Isso precisa ser repudiado com toda a nossa indignação. Minha total solidariedade à governadora Raquel Lyra pelos ataques que vem sofrendo. É importante pontuar que essa violência não atinge apenas uma gestora, mas uma mulher, sua história, sua família e a própria dignidade do cargo. Raquel, desde que assumiu o compromisso com a família pernambucana, tem demonstrado competência. É possível, sim, ter adversários e enfrentar críticas estas, quando dirigidas ao trabalho, aos questionamentos e às discussões de gestão, são válidas e necessárias para o exercício democrático.
O que se torna inaceitável é quando a crítica abandona o campo das propostas e se direciona à pessoa. Quando se tenta destruir reputações apenas porque o outro não está do mesmo lado, quebram-se todos os tabus e ignora-se a história alheia. Não é possível aceitar que alguém seja rotulado como “ruim” ou péssimo por mera divergência política. Precisamos repensar esse processo. Quando a estratégia se baseia em palavras ofensivas e agressões à honra do homem ou da mulher, isso deixa de ser política: entra no campo da quebra de personalidade e da ofensa barata.

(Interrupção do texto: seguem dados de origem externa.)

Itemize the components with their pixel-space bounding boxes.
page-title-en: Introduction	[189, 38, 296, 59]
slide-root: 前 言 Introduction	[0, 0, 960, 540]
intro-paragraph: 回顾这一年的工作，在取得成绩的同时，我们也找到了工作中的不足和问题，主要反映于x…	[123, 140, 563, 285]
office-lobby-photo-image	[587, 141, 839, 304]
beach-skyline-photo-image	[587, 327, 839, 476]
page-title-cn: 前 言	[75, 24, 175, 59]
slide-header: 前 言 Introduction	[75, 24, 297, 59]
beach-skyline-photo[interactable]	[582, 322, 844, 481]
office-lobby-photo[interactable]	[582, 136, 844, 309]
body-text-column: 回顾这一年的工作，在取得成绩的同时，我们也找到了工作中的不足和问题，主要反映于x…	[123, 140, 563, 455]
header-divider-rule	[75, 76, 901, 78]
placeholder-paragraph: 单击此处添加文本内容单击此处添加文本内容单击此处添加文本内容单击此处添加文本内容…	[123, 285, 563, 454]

Ofender alguém apenas para lacrar ou tirar vantagem momentânea é a face da política suja, bruta e podre algo que o povo pernambucano e o povo brasileiro já deixaram para trás. A verdade é que a casa cai. Estamos no meio de uma eleição séria, onde o eleitor não cai mais em golpes baixos. Ele pode até observar, mas, na hora do voto, sabe distinguir quem está ali para resolver problemas e quem está ali apenas para fazer palhaçada. A nova política não tem mais espaço para jogo sujo.
Em nota aberta, a primeira-dama de Jaboatão dos Guararapes e candidata a deputada estadual, Andréa Medeiros, veio a público exaltar sua indignação em relação a esses episódios de imoralidade. Ao mesmo tempo, Andréa reafirma ao povo de Pernambuco que esse tipo de conduta não representa o estado. Segundo ela, os caminhos competitivos devem ser feitos de harmonia, trabalho e opinião direcionada a fortalecer projetos. Vence quem tem dedicação e propostas concretas para construir histórias positivas.
A verdadeira política é feita de propostas, de moralidade e de respeito. Sejamos nós os fiscais dessa ética, recusando e denunciando qualquer tentativa de transformar o debate em uma arena de ataques baixos. Política precisa de muito menos vale-tudo e de muito mais construção de caminhos que fortaleçam o nosso povo.